Eingerahmt wird „Kapitel 2“ von einem langen, orchestralen Musikpart, der in die Geschichte einführt und den Hörer schnell in die Fantasywelt eintauchen lässt. Das Dorffest ist vorüber, und schon seit einigen Tagen steht die Gaststätte Tebald Glücks leer, abgesehen von der geheimnisvollen Myrell und dem Purpurnen Prüfer, die nach Tiefenhag gekommen sind, um nach dem Welkenwerk zu suchen. Der Prüfer ist bei der Suche von Faiyen verletzt worden und kämpft um sein Leben. Myrell kann seine Blutungen stoppen, doch damit der Prüfer wieder ganz genesen kann, muss sie ihn zu einem Heiler in eine Stadt bringen.

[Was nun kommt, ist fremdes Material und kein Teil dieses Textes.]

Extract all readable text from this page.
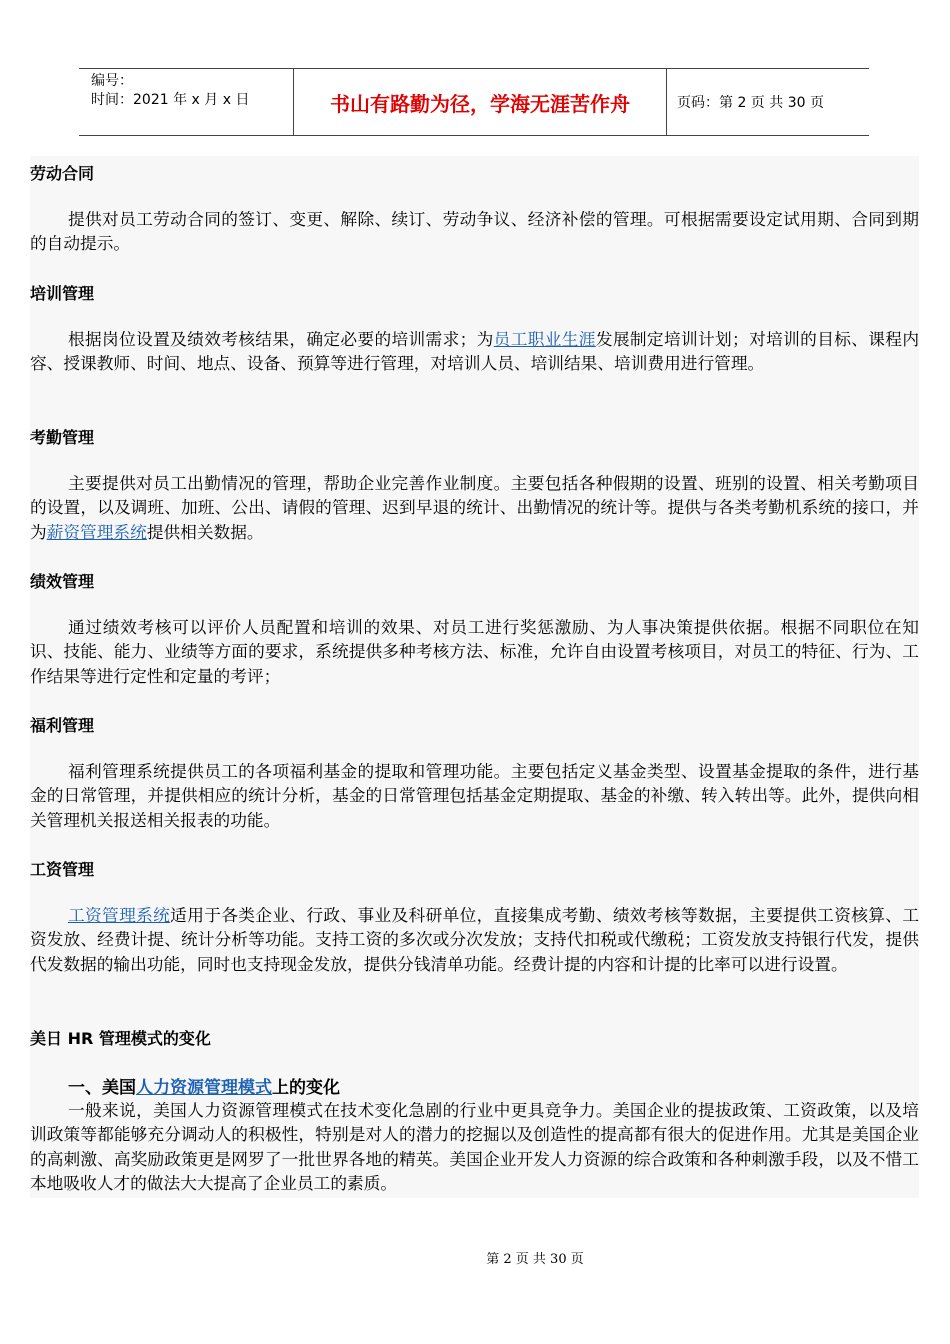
编号：
时间：2021 年 x 月 x 日	书山有路勤为径，学海无涯苦作舟	页码：第 2 页 共 30 页
劳动合同
提供对员工劳动合同的签订、变更、解除、续订、劳动争议、经济补偿的管理。可根据需要设定试用期、合同到期的自动提示。
培训管理
根据岗位设置及绩效考核结果，确定必要的培训需求；为员工职业生涯发展制定培训计划；对培训的目标、课程内容、授课教师、时间、地点、设备、预算等进行管理，对培训人员、培训结果、培训费用进行管理。
考勤管理
主要提供对员工出勤情况的管理，帮助企业完善作业制度。主要包括各种假期的设置、班别的设置、相关考勤项目的设置，以及调班、加班、公出、请假的管理、迟到早退的统计、出勤情况的统计等。提供与各类考勤机系统的接口，并为薪资管理系统提供相关数据。
绩效管理
通过绩效考核可以评价人员配置和培训的效果、对员工进行奖惩激励、为人事决策提供依据。根据不同职位在知识、技能、能力、业绩等方面的要求，系统提供多种考核方法、标准，允许自由设置考核项目，对员工的特征、行为、工作结果等进行定性和定量的考评；
福利管理
福利管理系统提供员工的各项福利基金的提取和管理功能。主要包括定义基金类型、设置基金提取的条件，进行基金的日常管理，并提供相应的统计分析，基金的日常管理包括基金定期提取、基金的补缴、转入转出等。此外，提供向相关管理机关报送相关报表的功能。
工资管理
工资管理系统适用于各类企业、行政、事业及科研单位，直接集成考勤、绩效考核等数据，主要提供工资核算、工资发放、经费计提、统计分析等功能。支持工资的多次或分次发放；支持代扣税或代缴税；工资发放支持银行代发，提供代发数据的输出功能，同时也支持现金发放，提供分钱清单功能。经费计提的内容和计提的比率可以进行设置。
美日 HR 管理模式的变化
一、美国人力资源管理模式上的变化
一般来说，美国人力资源管理模式在技术变化急剧的行业中更具竞争力。美国企业的提拔政策、工资政策，以及培训政策等都能够充分调动人的积极性，特别是对人的潜力的挖掘以及创造性的提高都有很大的促进作用。尤其是美国企业的高刺激、高奖励政策更是网罗了一批世界各地的精英。美国企业开发人力资源的综合政策和各种刺激手段，以及不惜工本地吸收人才的做法大大提高了企业员工的素质。
第 2 页 共 30 页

Per Floß über den Silbersee verlassen die beiden das Dorf, doch Tebald, der sie am Steg verabschiedet, weiß, dass zumindest Myrell nicht lange fortbleiben wird. Sie hat nämlich sein Geheimnis gelüftet, dass er zu einer Verbindung gesuchter Männer gehört, die sich verbotener Magie bedienen und möglicherweise für das Welkenwerk verantwortlich sind – zu eben jenen Männern also, die eigentlich der Purpurne Prüfer ausfindig machen wollte. Doch Myrell will dem Prüfer nichts verraten, wenn Tebald sie gänzlich mit seinen Geheimnissen vertraut macht. Während Tebald am Steg dem kleiner werdenden Floß hinterhersieht, wägt er hin- und hergerissen seine Alternativen ab, als er über einen Fischboten eine neue Botschaft zugespielt bekommt. Schnell überfliegt er sie sie und ist sich sicher: Alle Alternativen sind soeben zu einer einzigen zusammengeschmolzen. Überhastet bricht er auf, stromabwärts.

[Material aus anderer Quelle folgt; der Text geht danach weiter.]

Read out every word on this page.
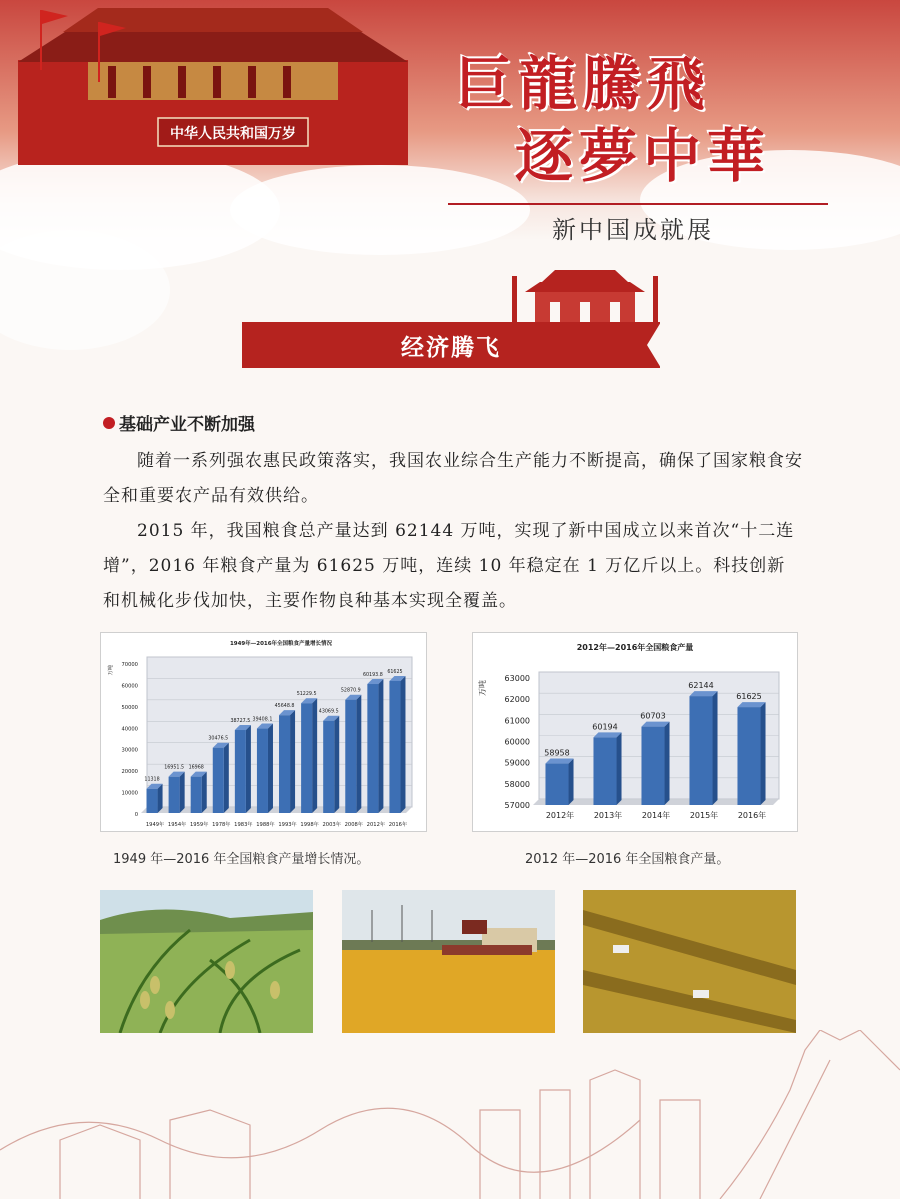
中华人民共和国万岁
巨龍騰飛
逐夢中華
新中国成就展
经济腾飞
基础产业不断加强

随着一系列强农惠民政策落实，我国农业综合生产能力不断提高，确保了国家粮食安全和重要农产品有效供给。

2015 年，我国粮食总产量达到 62144 万吨，实现了新中国成立以来首次“十二连增”，2016 年粮食产量为 61625 万吨，连续 10 年稳定在 1 万亿斤以上。科技创新和机械化步伐加快，主要作物良种基本实现全覆盖。

1949年—2016年全国粮食产量增长情况
万吨
0
10000
20000
30000
40000
50000
60000
70000
11318
1949年
16951.5
1954年
16968
1959年
30476.5
1978年
38727.5
1983年
39408.1
1988年
45648.8
1993年
51229.5
1998年
43069.5
2003年
52870.9
2008年
60193.8
2012年
61625
2016年
1949 年—2016 年全国粮食产量增长情况。
2012年—2016年全国粮食产量
万吨
57000
58000
59000
60000
61000
62000
63000
58958
2012年
60194
2013年
60703
2014年
62144
2015年
61625
2016年
2012 年—2016 年全国粮食产量。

Gaston Glück, einziger Sohn Tebalds, schwelgt währenddessen unweit vom Dorf entfernt in Gedanken, als der Unliche Lyssandrer in Erscheinung tritt. Gaston will Reißaus nehmen, ist der Unliche doch ein Zeichen dafür, dass das Welkenwerk seinen Lauf nimmt. Doch Lyssandrer kann Gaston zum Zuhören bewegen. Der Unliche berichtet ihm, dass sein Vater verschwunden sei und er sich sofort auf den Weg machen solle, um ihn zu verfolgen, nur so könne das Geheimnis, das Vater mit sich trägt, gewahrt werden. Gaston zweifelt an den Worten des Unlichen, macht sich aber sofort zurück zum Dorf auf. Als er in der Gaststube nur einen hastig verfassten Zettel findet, auf dem sein Vater die Worte „Bin nach Flusskreuz“ geschrieben hat, muss Gaston die Wahrheit der Worte Lyssandrers anerkennen. Zusammen mit seinen Freunden Dunring und Halmir und dem Knorpelgnom Po macht er sich auf, um das auf Holzpalisaden erbaute Städtchen an der großen Flussmündung rechtzeitig zu erreichen.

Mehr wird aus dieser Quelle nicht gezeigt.